Email surveys, also known as survey emails, are messages sent to a specific audience with the goal of gathering information for further analysis. Questionnaires, polls, and actual surveys can all be used to gather the essential data. Respondents have the option of responding to the surveys directly in the email or being directed to the website.
A restaurant, for example, might want to learn what customers think about the quality of their delivery service. So they can create a segment of customers who have recently ordered food from them and send them an email survey. The restaurant will be able to collect input from the targeted users and determine customer satisfaction rates in this manner.
Different types of survey emails
There are two sorts of email surveys: embedded and redirect.
- Embedded, or inline, surveys are built directly into the email body, allowing users to provide feedback, rate their purchase, or answer short questions. The following format is used for quick email surveys; however, just include “yes-no” questions to keep the response procedure as simple as feasible.
- Most email redirect surveys include a link that takes users away from the email and to a separate survey page or landing page. Use this strategy to acquire more specific information from your subscribers by conducting longer surveys with open-ended questions.
Why you need survey emails
You can increase brand loyalty, strengthen customer relationships, and get inspired by user feedback and ideas by implementing surveys. You can even increase your revenue by giving subscribers a discount if they complete your survey, demonstrating that you value the user’s input.

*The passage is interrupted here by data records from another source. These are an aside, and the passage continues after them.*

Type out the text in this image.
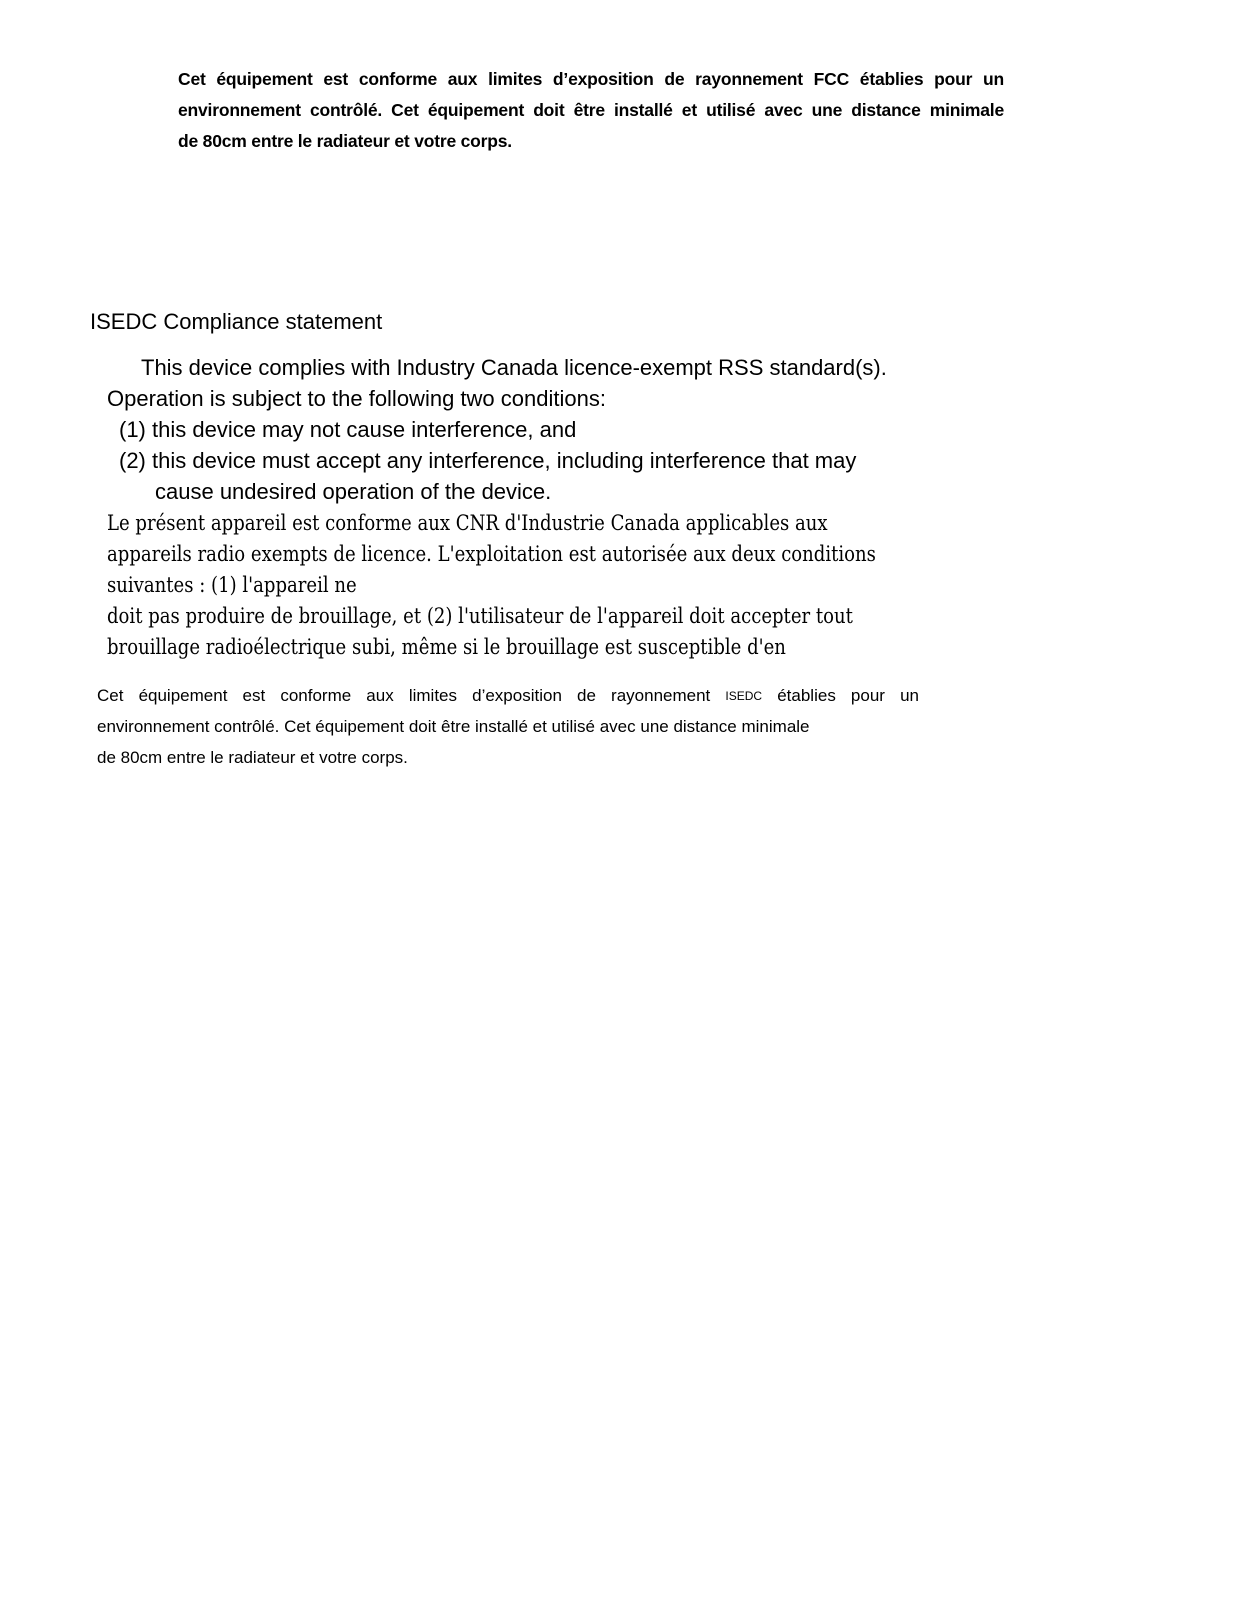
Cet équipement est conforme aux limites d’exposition de rayonnement FCC établies pour un
environnement contrôlé. Cet équipement doit être installé et utilisé avec une distance minimale
de 80cm entre le radiateur et votre corps.
ISEDC Compliance statement
This device complies with Industry Canada licence-exempt RSS standard(s).
Operation is subject to the following two conditions:
(1) this device may not cause interference, and
(2) this device must accept any interference, including interference that may
cause undesired operation of the device.
Le présent appareil est conforme aux CNR d'Industrie Canada applicables aux
appareils radio exempts de licence. L'exploitation est autorisée aux deux conditions
suivantes : (1) l'appareil ne
doit pas produire de brouillage, et (2) l'utilisateur de l'appareil doit accepter tout
brouillage radioélectrique subi, même si le brouillage est susceptible d'en
Cet équipement est conforme aux limites d’exposition de rayonnement ISEDC établies pour un
environnement contrôlé. Cet équipement doit être installé et utilisé avec une distance minimale
de 80cm entre le radiateur et votre corps.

Best procedures for survey emails
To get the most out of your survey emails, make sure they have the following qualities:
- Timely. Sending too many survey emails to a subscriber can weary, frustrate, or even irritate them. So, as you’re creating your email marketing schedule, consider when the greatest time would be to include a survey, such as after a purchase or an event, so you can assess whether users enjoyed interacting with your brand.

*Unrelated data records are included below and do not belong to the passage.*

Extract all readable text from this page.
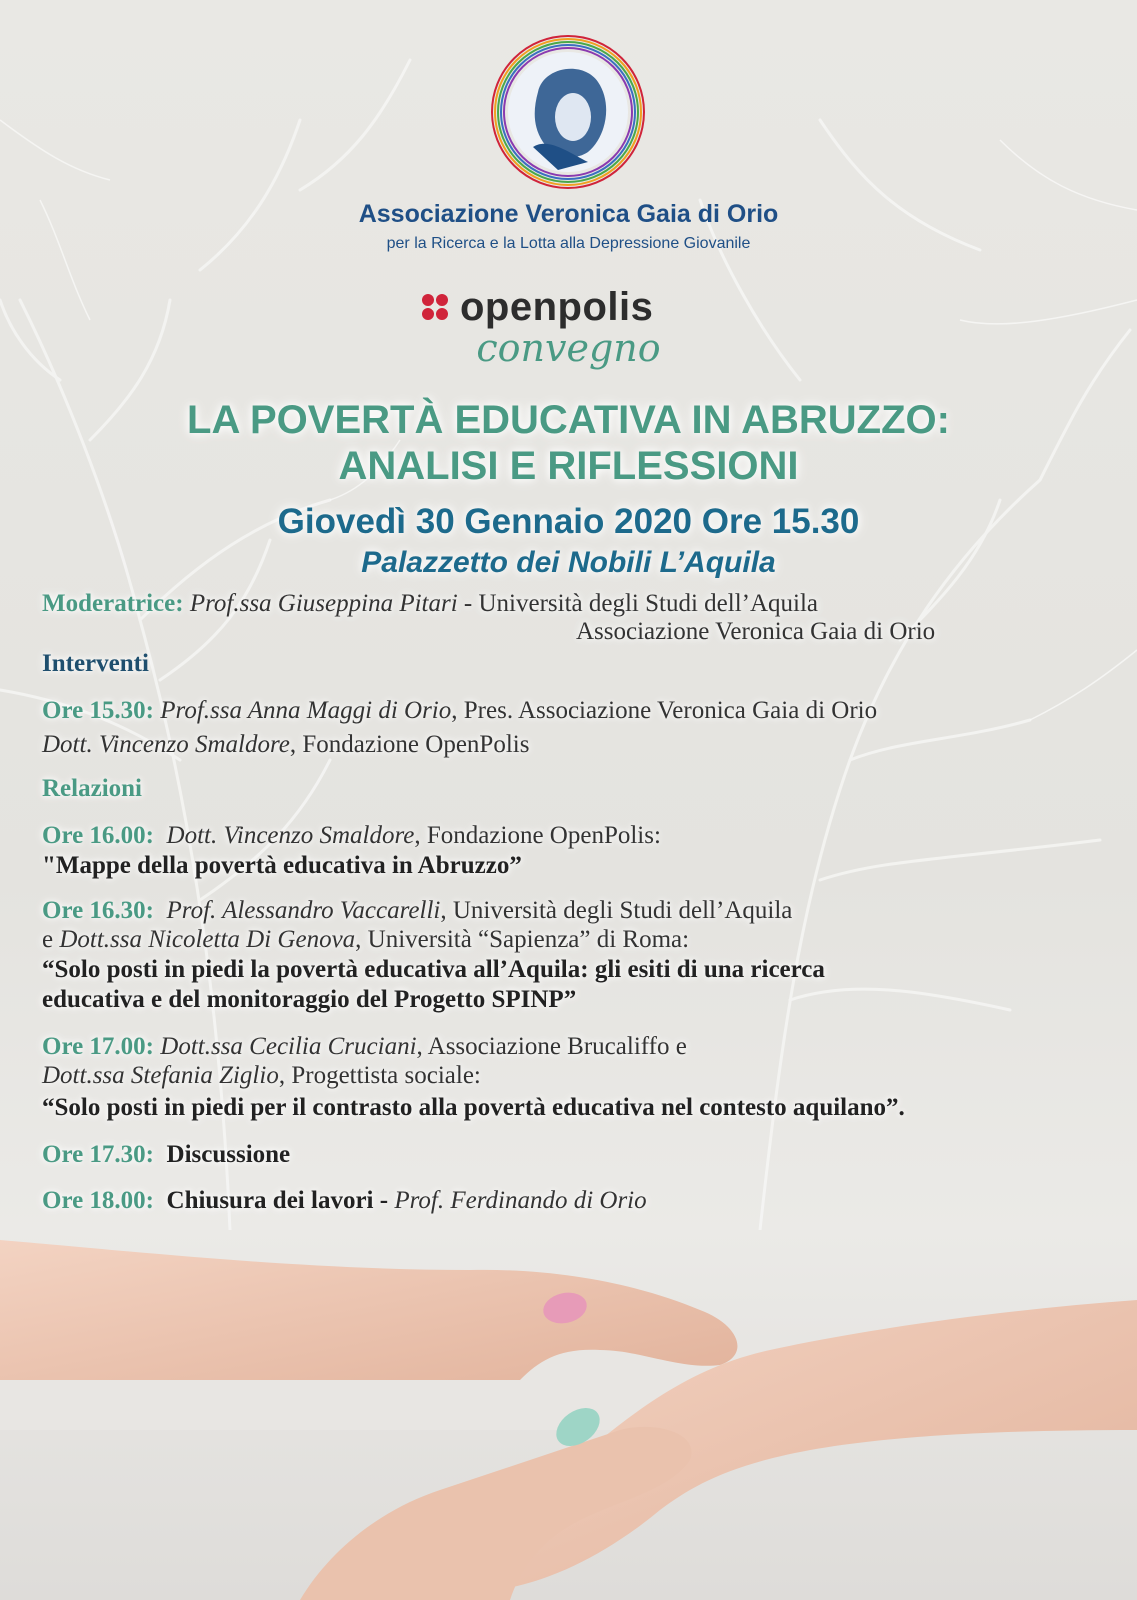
Associazione Veronica Gaia di Orio
per la Ricerca e la Lotta alla Depressione Giovanile
openpolis
convegno
LA POVERTÀ EDUCATIVA IN ABRUZZO:
ANALISI E RIFLESSIONI
Giovedì 30 Gennaio 2020 Ore 15.30
Palazzetto dei Nobili L’Aquila
Moderatrice: Prof.ssa Giuseppina Pitari - Università degli Studi dell’Aquila
Associazione Veronica Gaia di Orio
Interventi
Ore 15.30: Prof.ssa Anna Maggi di Orio, Pres. Associazione Veronica Gaia di Orio
Dott. Vincenzo Smaldore, Fondazione OpenPolis
Relazioni
Ore 16.00: Dott. Vincenzo Smaldore, Fondazione OpenPolis:
"Mappe della povertà educativa in Abruzzo”
Ore 16.30: Prof. Alessandro Vaccarelli, Università degli Studi dell’Aquila
e Dott.ssa Nicoletta Di Genova, Università “Sapienza” di Roma:
“Solo posti in piedi la povertà educativa all’Aquila: gli esiti di una ricerca
educativa e del monitoraggio del Progetto SPINP”
Ore 17.00: Dott.ssa Cecilia Cruciani, Associazione Brucaliffo e
Dott.ssa Stefania Ziglio, Progettista sociale:
“Solo posti in piedi per il contrasto alla povertà educativa nel contesto aquilano”.
Ore 17.30: Discussione
Ore 18.00: Chiusura dei lavori - Prof. Ferdinando di Orio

- Clear. Build your survey questions in simple language, avoiding business jargon, so that users don’t get confused and understand what you’re asking.
- Quick. Determine the purpose of your survey, as well as the type of input you want from your subscribers, and design your survey to those goals as simply as possible.
- It’s simple to finish. Even if customers are willing to provide feedback, an overly complicated survey procedure may discourage them from doing so. Make sure your survey is only two steps long and does not demand any registrations or sign-ups.
After we’ve covered all of these fundamentals, we can go on to some pointers on how to create a decent email survey.
How to write a survey email
1. Choose your objectives
The first unwritten rule of survey emails is that they should be brief. To master the technique, you must first decide what you want to learn from your survey. Ask yourself which questions you’d like to answer and what you’d like to learn in general, as well as who your target audience is and how you’ll collect data. Continue to ask those fundamental questions to create a survey that will assist you in achieving your goal.
2. Divide the audience into groups
When you’ve narrowed down the material you want to learn, identify a group of people who can assist you. Let’s say you just released a new product and want to see how it went over with users. As a result, construct a section of consumers who have recently purchased your goods and send your survey to that group. This manner, you can send customised communications to your subscribers while avoiding annoying non-participating individuals.
3. Consider how you’ll write your copy
Keep in mind that the language you employ should be appropriate for your goal, target audience, and company. It’s tough to ask consumers to do a survey because it takes time. As a result, make sure you define the survey’s goal and how long it will take consumers to complete it.
4. Make topic lines that capture your eye
Encourage users to open your email and participate in the survey by providing incentives. Personalize your subject line, add an emoji, ask a question, connect the subject line to a preheader, generate urgency, or describe the reward. Feel free to use any of the methods that motivate you to open your email and take the survey in your subject lines.